Part I. Expressive responding and social desirability (10 points)

For this final section, use the original ANES codebook to think about survey questions that may be especially vulnerable to response bias.

I1. Identify potentially vulnerable questions

Look through the ANES variables in the codebook and identify:

  • One survey question that you think is especially susceptible to social desirability bias

  • One survey question that you think is especially susceptible to expressive responding

  1. Name the question/variable you chose for social desirability bias and briefly explain why it may be vulnerable. So far as you and your family are concerned, how worried are you about your current financial situation? People tend to be ashamed to admit financial uncertainty, it is likely that people underreport the level of worriedness.
  2. Name the question/variable you chose for expressive responding and briefly explain why it may be vulnerable. What about the next 12 months? Do you expect the economy, in the country as a whole, to get better, stay about the same, or get worse? This question is very likely to be influenced by the relation or opposition between the party currently in government and the party the respondent voted for.

I2. Reducing Expressive Responding

  1. Describe one method to reduce expressive responding for the variable you identified in the previous question. Use one of the methods discussed in class (for example, incentives for accuracy, subtle pipeline, list experiments, or balanced incentive design).

    In your answer, explain the design in detail:

    • How the survey question or survey design would change
    • What different groups of respondents would see (if applicable)
    • How the method helps encourage more sincere responses

I would chose the subtle pipeline, this would mean that respondents do not answer each question individually but say with how many of the presented statements they agree. This method needs to randomly split up the sample in a control and treatment group.

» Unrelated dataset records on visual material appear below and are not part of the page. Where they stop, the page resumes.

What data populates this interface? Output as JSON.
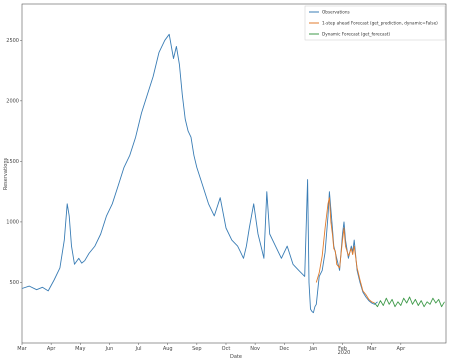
{
  "chart_data": {
    "type": "line",
    "xlabel": "Date",
    "ylabel": "Reservations",
    "ylim": [
      0,
      2800
    ],
    "x_month_range": [
      0,
      14.55
    ],
    "x_ticks": [
      {
        "m": 0,
        "label": "Mar"
      },
      {
        "m": 1,
        "label": "Apr"
      },
      {
        "m": 2,
        "label": "May"
      },
      {
        "m": 3,
        "label": "Jun"
      },
      {
        "m": 4,
        "label": "Jul"
      },
      {
        "m": 5,
        "label": "Aug"
      },
      {
        "m": 6,
        "label": "Sep"
      },
      {
        "m": 7,
        "label": "Oct"
      },
      {
        "m": 8,
        "label": "Nov"
      },
      {
        "m": 9,
        "label": "Dec"
      },
      {
        "m": 10,
        "label": "Jan"
      },
      {
        "m": 11,
        "label": "Feb"
      },
      {
        "m": 12,
        "label": "Mar"
      },
      {
        "m": 13,
        "label": "Apr"
      }
    ],
    "x_sublabel": {
      "m": 10,
      "label": "2020"
    },
    "y_ticks": [
      500,
      1000,
      1500,
      2000,
      2500
    ],
    "legend_position": "top-right",
    "series": [
      {
        "name": "Observations",
        "color": "#3a7db5",
        "x": [
          0,
          0.25,
          0.5,
          0.7,
          0.9,
          1.1,
          1.3,
          1.45,
          1.55,
          1.62,
          1.7,
          1.8,
          1.95,
          2.05,
          2.15,
          2.3,
          2.5,
          2.7,
          2.9,
          3.1,
          3.3,
          3.5,
          3.7,
          3.9,
          4.1,
          4.3,
          4.5,
          4.7,
          4.9,
          5.05,
          5.2,
          5.3,
          5.4,
          5.5,
          5.6,
          5.7,
          5.8,
          5.9,
          6.0,
          6.2,
          6.4,
          6.6,
          6.8,
          7.0,
          7.2,
          7.4,
          7.5,
          7.6,
          7.7,
          7.8,
          7.95,
          8.1,
          8.2,
          8.3,
          8.4,
          8.5,
          8.7,
          8.9,
          9.1,
          9.3,
          9.5,
          9.7,
          9.8,
          9.85,
          9.9,
          9.95,
          10.0,
          10.05,
          10.1,
          10.2,
          10.3,
          10.4,
          10.5,
          10.55,
          10.6,
          10.65,
          10.7,
          10.75,
          10.8,
          10.9,
          11.0,
          11.05,
          11.1,
          11.2,
          11.3,
          11.35,
          11.4,
          11.5,
          11.6,
          11.7,
          11.8,
          11.9,
          12.0,
          12.1,
          12.2
        ],
        "y": [
          450,
          470,
          440,
          460,
          430,
          520,
          620,
          850,
          1150,
          1050,
          800,
          650,
          700,
          660,
          680,
          740,
          800,
          900,
          1050,
          1150,
          1300,
          1450,
          1550,
          1700,
          1900,
          2050,
          2200,
          2400,
          2500,
          2550,
          2350,
          2450,
          2300,
          2050,
          1850,
          1750,
          1700,
          1550,
          1450,
          1300,
          1150,
          1050,
          1200,
          950,
          850,
          800,
          750,
          700,
          800,
          950,
          1150,
          900,
          800,
          700,
          1250,
          900,
          800,
          700,
          800,
          650,
          600,
          550,
          1350,
          500,
          280,
          260,
          250,
          300,
          320,
          550,
          600,
          750,
          1050,
          1250,
          1100,
          950,
          800,
          750,
          700,
          600,
          900,
          1000,
          850,
          700,
          800,
          750,
          850,
          600,
          500,
          420,
          380,
          350,
          330,
          320,
          340
        ]
      },
      {
        "name": "1-step ahead Forecast (get_prediction, dynamic=False)",
        "color": "#e07b2c",
        "x": [
          10.1,
          10.2,
          10.3,
          10.4,
          10.5,
          10.55,
          10.6,
          10.65,
          10.7,
          10.75,
          10.8,
          10.9,
          11.0,
          11.05,
          11.1,
          11.2,
          11.3,
          11.35,
          11.4,
          11.5,
          11.6,
          11.7,
          11.8,
          11.9,
          12.0,
          12.1
        ],
        "y": [
          500,
          580,
          720,
          950,
          1150,
          1200,
          1000,
          900,
          780,
          760,
          650,
          620,
          850,
          950,
          800,
          720,
          780,
          730,
          800,
          620,
          520,
          430,
          400,
          360,
          340,
          330
        ]
      },
      {
        "name": "Dynamic Forecast (get_forecast)",
        "color": "#3f9a4a",
        "x": [
          12.1,
          12.2,
          12.3,
          12.4,
          12.5,
          12.6,
          12.7,
          12.8,
          12.9,
          13.0,
          13.1,
          13.2,
          13.3,
          13.4,
          13.5,
          13.6,
          13.7,
          13.8,
          13.9,
          14.0,
          14.1,
          14.2,
          14.3,
          14.4,
          14.5
        ],
        "y": [
          330,
          300,
          350,
          310,
          370,
          320,
          360,
          300,
          340,
          310,
          370,
          330,
          380,
          320,
          360,
          310,
          350,
          300,
          340,
          320,
          370,
          330,
          360,
          300,
          340
        ]
      }
    ]
  }
}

The control group would be presented with 4 questions, the treatment group would be presented with the same 4 questions plus whether or not they think the economy will perform better in the next 12 months. By not asking a direct response it is easier for respondents to think for themselves, rather than automatically following party aligned feelings.

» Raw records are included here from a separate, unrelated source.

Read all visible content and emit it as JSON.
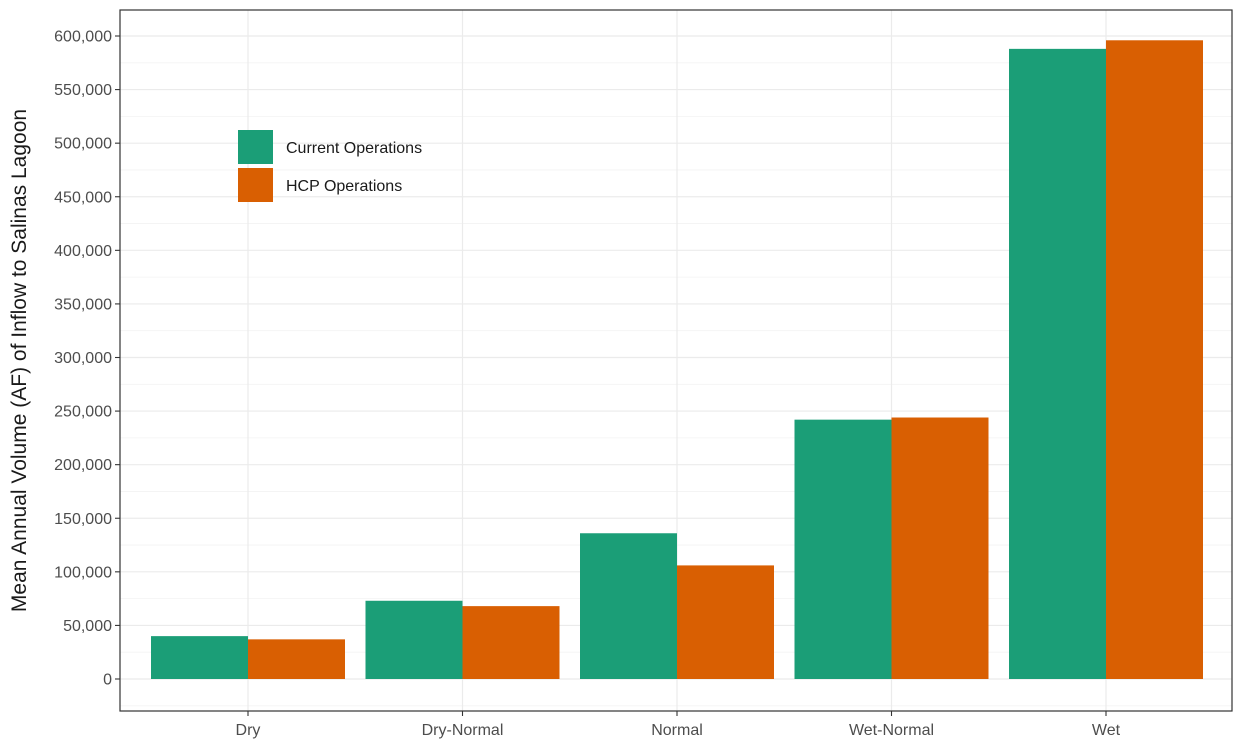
{
  "chart_data": {
    "type": "bar",
    "ylabel": "Mean Annual Volume (AF) of Inflow to Salinas Lagoon",
    "xlabel": "",
    "categories": [
      "Dry",
      "Dry-Normal",
      "Normal",
      "Wet-Normal",
      "Wet"
    ],
    "series": [
      {
        "name": "Current Operations",
        "color": "#1b9e77",
        "values": [
          40000,
          73000,
          136000,
          242000,
          588000
        ]
      },
      {
        "name": "HCP Operations",
        "color": "#d95f02",
        "values": [
          37000,
          68000,
          106000,
          244000,
          596000
        ]
      }
    ],
    "ylim": [
      -25000,
      620000
    ],
    "yticks": [
      0,
      50000,
      100000,
      150000,
      200000,
      250000,
      300000,
      350000,
      400000,
      450000,
      500000,
      550000,
      600000
    ],
    "ytick_labels": [
      "0",
      "50,000",
      "100,000",
      "150,000",
      "200,000",
      "250,000",
      "300,000",
      "350,000",
      "400,000",
      "450,000",
      "500,000",
      "550,000",
      "600,000"
    ],
    "grid": true,
    "legend_position": "top-left"
  }
}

  1. Now think creatively and propose one additional way to reduce expressive responding in a survey. This can be a new idea or a modification of an existing approach.

    In your answer, explain:

    • How the survey would be implemented
    • What respondents would be asked to do
    • Why this design might reduce expressive responding. I would tell respondents that positive or negative answers might require a verbal elaboration at the end of the survey. This way people are more prone to think critically of their own answer as they do not want to be embarrassed while elaborating their answer.

  2. For the survey question or variable where expressive responding may occur, explain why identifying expressive responding is important. Why does it matter to distinguish expressive responding from respondents’ true beliefs, attitudes, or behaviors, and what are the potential real-world implications of this distinction? Expressive responding is important to make a correct judgement of peoples thought. Expressive responding can lead to mydata that respondents themselves do not actually support on a deeper level. This distinction proves very interesting in real life, for example: it would be very relevant for a government to know whether people actually believe certain misinformation, or whether the statement/agreement follows from expressive responding.